Sure, there’s history, plenty of it, and it got ugly, but we never even got to a negotiating phase or a specific offer, yet we see Saul damage the “NAMAST3” car with the bowling balls. Howard may not know it’s him, so perhaps the deal isn’t off, but the indication is Saul Goodman wants to continue playing the scumbag attorney, rather than take the legitimate route. What that tells us is Jimmy McGill has really ceased to exist at this stage. Instead, Saul Goodman is who he is and who he wants to be, even if it means being what Saul Goodman is and doing what Saul Goodman has to do to win. He’s definitely blue collar, but it doesn’t make sense that he wants to keep selling discount burner phones and dealing with morons who “hate rehab” every day.

Still, Saul manages to get results, even if it takes a very unfortunate image to convince Acker of what Kim couldn’t last week. Again, she’s good hearted, but she watched this older gentleman basically call her a corporate sellout stooge, and she couldn’t take it. She tried in the Mesa Verde meeting to sell the questionable lot in order to leave Acker alone, but the chances that was going to work on this show weren’t good. Jimmy had to get involved. No, Saul Goodman had to get involved, because there is no low to which he will not stoop, even animal pornography, and that was merely to make a stronger argument for something good. His methods are…yikes, but it’s never going to be boring.

That whole deal with Gus and the fryer with Lyle was odd, except it felt more like a character reveal for Fring than anything else. While he was waiting for word that the authorities had seized the cash at the dead drop, he turned into a frightening restaurant boss. Why? We needed to see a concrete example of Gustavo Fring’s insatiable, almost dangerous desire and affinity for power. He loves to be in control and to have people under his thumb. Did he need Lyle cleaning while he sat in his sinister, darkened office staring at the flip phone on his desk? No, but he COULD. He could be that guy. Thus he did it.
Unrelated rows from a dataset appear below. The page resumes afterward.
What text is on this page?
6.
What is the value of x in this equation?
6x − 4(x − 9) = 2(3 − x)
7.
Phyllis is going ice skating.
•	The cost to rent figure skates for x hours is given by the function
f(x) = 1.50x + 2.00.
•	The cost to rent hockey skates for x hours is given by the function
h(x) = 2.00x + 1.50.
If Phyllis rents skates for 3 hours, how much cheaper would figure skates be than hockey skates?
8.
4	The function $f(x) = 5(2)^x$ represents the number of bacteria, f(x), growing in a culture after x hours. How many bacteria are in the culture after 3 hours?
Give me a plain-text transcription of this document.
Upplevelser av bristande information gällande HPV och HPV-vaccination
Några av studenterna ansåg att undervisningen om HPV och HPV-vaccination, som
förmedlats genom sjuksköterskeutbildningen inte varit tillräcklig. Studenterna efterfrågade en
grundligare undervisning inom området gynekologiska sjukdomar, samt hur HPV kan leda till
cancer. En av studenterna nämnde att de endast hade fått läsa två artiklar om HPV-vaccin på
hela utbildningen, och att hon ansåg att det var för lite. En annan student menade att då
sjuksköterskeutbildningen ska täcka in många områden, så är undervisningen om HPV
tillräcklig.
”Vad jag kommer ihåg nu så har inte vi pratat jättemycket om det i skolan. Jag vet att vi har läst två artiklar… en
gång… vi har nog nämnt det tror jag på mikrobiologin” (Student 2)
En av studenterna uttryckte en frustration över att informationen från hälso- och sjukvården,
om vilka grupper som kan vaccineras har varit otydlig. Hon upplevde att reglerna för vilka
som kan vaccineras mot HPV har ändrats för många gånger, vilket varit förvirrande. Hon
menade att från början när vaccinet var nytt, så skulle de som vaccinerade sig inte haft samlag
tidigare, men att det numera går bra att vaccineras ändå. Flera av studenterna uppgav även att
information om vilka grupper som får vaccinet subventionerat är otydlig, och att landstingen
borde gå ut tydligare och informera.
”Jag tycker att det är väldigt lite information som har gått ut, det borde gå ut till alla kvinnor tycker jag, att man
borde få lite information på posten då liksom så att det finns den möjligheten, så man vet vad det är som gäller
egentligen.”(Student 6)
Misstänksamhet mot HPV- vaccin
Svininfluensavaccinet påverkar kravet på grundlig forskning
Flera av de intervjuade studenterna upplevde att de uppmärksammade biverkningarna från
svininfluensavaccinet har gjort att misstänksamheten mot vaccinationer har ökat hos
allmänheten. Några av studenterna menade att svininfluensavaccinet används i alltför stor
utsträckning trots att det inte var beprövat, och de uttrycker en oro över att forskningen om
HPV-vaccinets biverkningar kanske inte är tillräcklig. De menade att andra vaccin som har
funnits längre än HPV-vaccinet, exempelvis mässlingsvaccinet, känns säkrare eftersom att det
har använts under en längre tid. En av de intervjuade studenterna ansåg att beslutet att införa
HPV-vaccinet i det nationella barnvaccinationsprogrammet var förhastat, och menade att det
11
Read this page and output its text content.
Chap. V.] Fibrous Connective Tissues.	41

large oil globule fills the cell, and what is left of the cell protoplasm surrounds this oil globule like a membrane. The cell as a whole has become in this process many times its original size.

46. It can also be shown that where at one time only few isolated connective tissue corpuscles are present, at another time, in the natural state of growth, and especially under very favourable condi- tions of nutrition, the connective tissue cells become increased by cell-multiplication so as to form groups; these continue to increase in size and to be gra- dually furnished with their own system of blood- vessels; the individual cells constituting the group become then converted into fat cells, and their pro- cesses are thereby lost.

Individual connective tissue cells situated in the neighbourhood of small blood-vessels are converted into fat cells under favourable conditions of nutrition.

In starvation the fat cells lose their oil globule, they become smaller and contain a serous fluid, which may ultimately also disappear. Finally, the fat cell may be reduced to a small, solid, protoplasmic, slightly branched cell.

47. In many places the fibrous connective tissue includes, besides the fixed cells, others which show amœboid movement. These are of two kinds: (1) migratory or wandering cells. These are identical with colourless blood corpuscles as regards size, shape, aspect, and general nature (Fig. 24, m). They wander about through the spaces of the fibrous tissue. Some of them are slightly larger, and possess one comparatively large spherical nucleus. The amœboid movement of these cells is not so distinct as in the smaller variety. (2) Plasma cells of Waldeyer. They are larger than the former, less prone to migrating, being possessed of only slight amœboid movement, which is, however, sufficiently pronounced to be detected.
Meanwhile, can we please get a Hank and Steve buddy comedy? Just have them solving various crimes as a side story, at least until both of them end up dead, but we can do some prequel stuff and just watch these two succeed, despite ridiculous conversations and stakeouts. Tell me you wouldn’t watch and I’ll call you a liar. And, we again see just how talented these two are at the business of investigation. Hank can also do the rah-rah coach speech, while we see his mind churning, knowing there’s so much more to accomplish, so much that they’ve failed to do. “Upstream,” he says, because he doesn’t want to go after smaller hoods, but the bigwigs at the heart of these cartels and organizations.

Mike is still blaming himself for Werner’s death, which now has him on the fringes of his relationship with his daughter-in-law and his granddaughter. He was a little more stable this week, but managed to walk into the gang ambush, which felt intentional. He takes no precautions on those strolls back to his home, and this time he paid for it. He then wakes up in this pueblo or farm of sorts, and that’s where we fade to black this week. Someone has bandaged his abdomen, where he was stabbed, and taken care of him. The question is who…and what it’s leading him to next.

Early in the episode, Kim tells Saul, “Yesterday was bad. Today, I’m going to fix it.” That may be so, but usually on this series, once it’s fixed, the next day after that one is worse than “yesterday.” I’m most interested at this stage in learning of her fate than anyone else’s, because I’ve seen five seasons worth of what’s next for a lot of these people. But, we never saw Rhea Seehorn on Breaking Bad. Now, I’m far more intrigued to learn why that is, because the character has been so well written and so well performed.

Season 5 just continues to add more depth and enhance the legacy this show and the larger universe has created and fostered. Better Call Saul is almost effortlessly good at this point, but because it always tries to be more, it is more. Just a tremendous series all around. We’re almost to the halfway point of the season and we can just tell the back half is going to be loaded with huge moments. So much of the first four has been stage setting, but with beautiful execution.